Meine Überraschung des Jahres ist ein Linkwood 2010-2022 aus einem Madeira Cask, der von Firkin Whisky in der „Firkin Ten“-Serie auf den Markt gebracht wurde. „Überraschung“, weil ich die Flasche damals nur als „Beifang“ oder „Versandkostenoptimierung“ erworben hatte und diese bereits anderthalb Jahr bei mir ungeöffnet in dem „Muss ich irgendwann mal probieren, eilt aber nicht“-Haufen rumstand……und als die Flasche dann einmal geöffnet war, war sie auch ganz fix leer und es gab natürlich nichts mehr davon zu kaufen: Man sollte Holzeinfluss mögen, aber wenn man damit umgehen kann, ist dieser Linkwood eine richtig starke Abfüllung, die einem süße Orangen, ordentlich Zitrussäure, angebranntes Holz und dickflüssige Blumen bietet - ein toller, typischer Linkwood kombiniert mit Madeira-Noten.


Was gab es noch in 2024? Viele Samples und Miniaturen, viele neue noch ungeöffnete Flaschen, viele böse Blicke der besten Frau aller Zeiten, wenn sie die Neuankömmlinge skeptisch betrachtet hat.

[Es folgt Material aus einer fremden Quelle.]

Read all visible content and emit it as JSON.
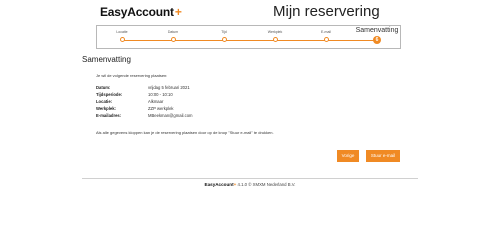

Wieder ordentlich Tasting Notes und Blogbeiträge, aber mangels Zeit letztlich doch deutlich weniger als in den Vorjahren , mit der Just Whisky, der Hanse Spirit, dem Bottlemarket und Limburg (mit tollem Pre-Event) immerhin vier Messen, ein höchst unterhaltsamer und informativer Donnerstags-Stammtisch und viele schöne Whisky-Momente mit anderen bekannten und auch völlig unbekannten Genießern, die einem in einem Whiskyladen, auf einer Messe oder in einer Whiskybar zufällig begegnen. Vielen Dank jedenfalls an alle, die den Blödsinn, den ich manchmal schreibe, auch noch lesen oder gar kommentieren. Jede Rückmeldung ist schön, sehr willkommen und wird mit Freude registriert, denn ich schreibe hier zwar auch viel für mich selber, weil ich mir die Eindrücke zu den ganzen Whiskys und Veranstaltungen sonst nur schwer merken kann, aber mein Ego ist natürlich auch vorhanden und freut sich über Abos, Gefällt Mir, Likes, Kommentare, Kritik, wasauchimmer.